With so much tragedy in the world, it’s not surprising to know someone with Post-Traumatic Stress Disorder (PTSD). According to the National Institute of Mental Health, 8 out 100 people will experience PTSD at some point in their lives. Most people assume that in order to have PTSD, you must fought in a war. Contrary to popular belief, anyone who has witnessed a shocking, scary, or dangerous event can have PTSD.
PTSD is a natural response for the body to have. In stressful or fearful situations our body goes into survival mode. According to the National Institute of Mental Health, traumas that induce PTSD can range from an unexpected death, to a dangerous event. Our bodies go into a “fight or flight” response, which is typical for a person experiencing potential or actual harm.

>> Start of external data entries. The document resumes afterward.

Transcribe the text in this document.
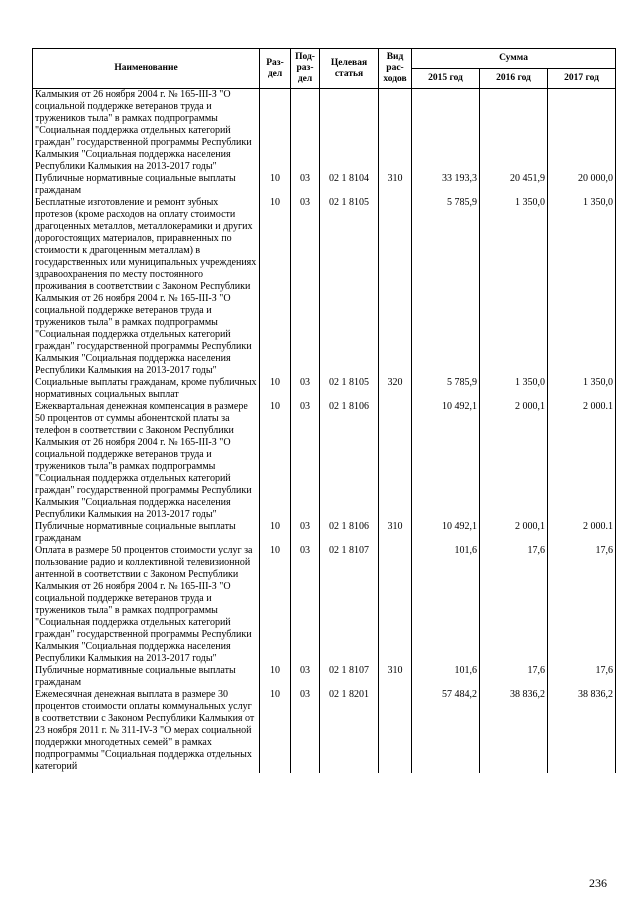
Наименование	Раз-дел	Под-раз-дел	Целевая статья	Вид рас-ходов	Сумма		
					2015 год	2016 год	2017 год
Калмыкия от 26 ноября 2004 г. № 165-III-З "О социальной поддержке ветеранов труда и тружеников тыла" в рамках подпрограммы "Социальная поддержка отдельных категорий граждан" государственной программы Республики Калмыкия "Социальная поддержка населения Республики Калмыкия на 2013-2017 годы"							
Публичные нормативные социальные выплаты гражданам	10	03	02 1 8104	310	33 193,3	20 451,9	20 000,0
Бесплатные изготовление и ремонт зубных протезов (кроме расходов на оплату стоимости драгоценных металлов, металлокерамики и других дорогостоящих материалов, приравненных по стоимости к драгоценным металлам) в государственных или муниципальных учреждениях здравоохранения по месту постоянного проживания в соответствии с Законом Республики Калмыкия от 26 ноября 2004 г. № 165-III-З "О социальной поддержке ветеранов труда и тружеников тыла" в рамках подпрограммы "Социальная поддержка отдельных категорий граждан" государственной программы Республики Калмыкия "Социальная поддержка населения Республики Калмыкия на 2013-2017 годы"	10	03	02 1 8105		5 785,9	1 350,0	1 350,0
Социальные выплаты гражданам, кроме публичных нормативных социальных выплат	10	03	02 1 8105	320	5 785,9	1 350,0	1 350,0
Ежеквартальная денежная компенсация в размере 50 процентов от суммы абонентской платы за телефон в соответствии с Законом Республики Калмыкия от 26 ноября 2004 г. № 165-III-З "О социальной поддержке ветеранов труда и тружеников тыла"в рамках подпрограммы "Социальная поддержка отдельных категорий граждан" государственной программы Республики Калмыкия "Социальная поддержка населения Республики Калмыкия на 2013-2017 годы"	10	03	02 1 8106		10 492,1	2 000,1	2 000.1
Публичные нормативные социальные выплаты гражданам	10	03	02 1 8106	310	10 492,1	2 000,1	2 000.1
Оплата в размере 50 процентов стоимости услуг за пользование радио и коллективной телевизионной антенной в соответствии с Законом Республики Калмыкия от 26 ноября 2004 г. № 165-III-З "О социальной поддержке ветеранов труда и тружеников тыла" в рамках подпрограммы "Социальная поддержка отдельных категорий граждан" государственной программы Республики Калмыкия "Социальная поддержка населения Республики Калмыкия на 2013-2017 годы"	10	03	02 1 8107		101,6	17,6	17,6
Публичные нормативные социальные выплаты гражданам	10	03	02 1 8107	310	101,6	17,6	17,6
Ежемесячная денежная выплата в размере 30 процентов стоимости оплаты коммунальных услуг в соответствии с Законом Республики Калмыкия от 23 ноября 2011 г. № 311-IV-З "О мерах социальной поддержки многодетных семей" в рамках подпрограммы "Социальная поддержка отдельных категорий	10	03	02 1 8201		57 484,2	38 836,2	38 836,2
236
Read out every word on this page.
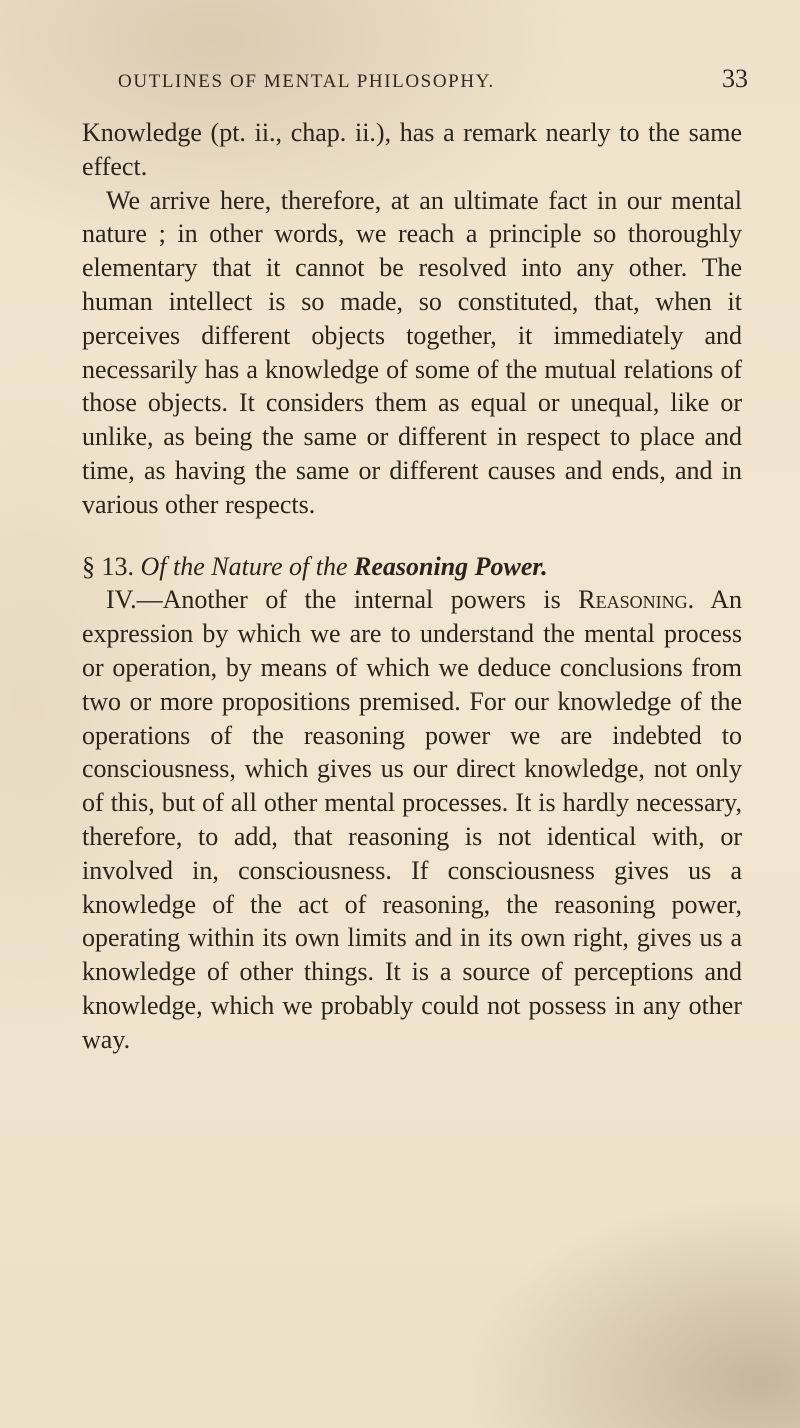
OUTLINES OF MENTAL PHILOSOPHY.	33

Knowledge (pt. ii., chap. ii.), has a remark nearly to the same effect.

We arrive here, therefore, at an ultimate fact in our mental nature ; in other words, we reach a principle so thoroughly elementary that it cannot be resolved into any other. The human intellect is so made, so constituted, that, when it perceives different objects together, it immediately and necessarily has a knowledge of some of the mutual relations of those objects. It considers them as equal or unequal, like or unlike, as being the same or different in respect to place and time, as having the same or different causes and ends, and in various other respects.

§ 13. Of the Nature of the Reasoning Power.

IV.—Another of the internal powers is Reasoning. An expression by which we are to understand the mental process or operation, by means of which we deduce conclusions from two or more propositions premised. For our knowledge of the operations of the reasoning power we are indebted to consciousness, which gives us our direct knowledge, not only of this, but of all other mental processes. It is hardly necessary, therefore, to add, that reasoning is not identical with, or involved in, consciousness. If consciousness gives us a knowledge of the act of reasoning, the reasoning power, operating within its own limits and in its own right, gives us a knowledge of other things. It is a source of perceptions and knowledge, which we probably could not possess in any other way.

Symptoms of PTSD vary from person to person. Sometimes PTSD can brief, and last a few weeks. Other times it can be chronic, and considered on–going. Depending on the level of trauma, your symptoms can be more or less serve.
Common symptoms include, but aren’t limited to:
- Flashbacks/Reliving the trauma.
- Bad dreams.
- Frightening thoughts.
- Mood swings.
- Staying away from places, events, or objects that are reminders to the traumatic experience.
- Avoiding thoughts or feelings related to the trauma.
- Being easily startled.
- Feeling tense or on edge.
- Difficulty sleeping.
- Angry outbursts.
- Trouble remembering key events of the trauma.
- Negative thoughts about oneself.
- Distorted feelings of blame or guilt.
- Loss of interest in enjoyable activities.
PTSD does not discriminate against age, race, gender, or occupation. Children can have extreme reactions to trauma, and will likely develop different symptoms than adults.
There are many options for those with PTSD. A person suffering does not need to let PTSD haunt them or destroy a relationship. There are therapists, counseling, and other treatments available.